3.11から丸一年が経過しても、福島第一原発に最も近い場所で暮らしていた人々の先は全く見えない。

アルジャジーラ 3月11日

福島県福島市 – 2011年3月11日に襲った地震と津波により福島第一原発の事故が起きた福島県では、人々の気持ちは暗く沈んだままになっています。

日本人が今どんな気持ちでいるかとの問いに、この地区のボランティアである橘内じゅんさんがこう答えました。
「人々は元気とは言えません。」

彼は市内で気の置けないバー兼レストランを経営する30歳の男性ですが、彼の商売も相当なダメージを受けた、と語ります。
200,000の人口の内48,000もの人々が、3基の原子炉が引き起こした深刻な放射能汚染への恐怖から、この街を去っていきました。

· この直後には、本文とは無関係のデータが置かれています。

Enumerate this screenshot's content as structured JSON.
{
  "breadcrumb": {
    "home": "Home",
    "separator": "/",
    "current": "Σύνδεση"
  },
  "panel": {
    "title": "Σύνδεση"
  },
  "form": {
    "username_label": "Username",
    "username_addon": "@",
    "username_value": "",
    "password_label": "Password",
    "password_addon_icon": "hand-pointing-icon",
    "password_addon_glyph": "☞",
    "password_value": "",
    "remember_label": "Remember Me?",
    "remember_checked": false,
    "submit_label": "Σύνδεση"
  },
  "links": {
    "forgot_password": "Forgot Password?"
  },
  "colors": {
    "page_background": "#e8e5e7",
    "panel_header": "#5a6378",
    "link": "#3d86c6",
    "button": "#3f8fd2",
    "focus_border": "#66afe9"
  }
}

橘内さんは3月11日のこの日のイベントを企画した中の一人ですが、記念式典を盛り上げるよりは、この日参加した人々の心を支えることの方に気を配っていました。
朝早く、橘内さんと他のボランティアは、食物を提供するための、そして音楽演奏のためのテントを設営しました。

彼は日本政府がまともな援助を行わない間、人々は互いに支え合ってここまでやって来た、と語りました。そしてこの地の人々は、また新たに大きな地震が襲い、ここから約80km先にある福島第一原発がなお一層ひどい汚染をまき散らすことになることを何よりも 恐れている、と語りました。
「そうなれば、今度こそ本当の終わりがやってきてしまいます。」

一部の人々にとってこの一年は あっという間に過ぎましたが、事態の改善の兆候と呼べるものはほとんどありませんでした。
「私は直接的な影響はあまりあ りませんでしたが、いまだに深刻な影響を受けたままの人々にとっては1年と言えなかったと思います。
そしていまだに大量のがれきが残されたままです。」
17歳の永浦あいさんがこう語り、同じく17歳の牧ちさとさんはこう語りました。
「今年のうちに福島第一原発を、きれいさっぱり取り除いてくれること」を日本政府にはお願いします。

▽怒り、そしていらだち

福島市の真南に当たる郡山市には、福島第一原発の避難民が未だに数多く暮らしています。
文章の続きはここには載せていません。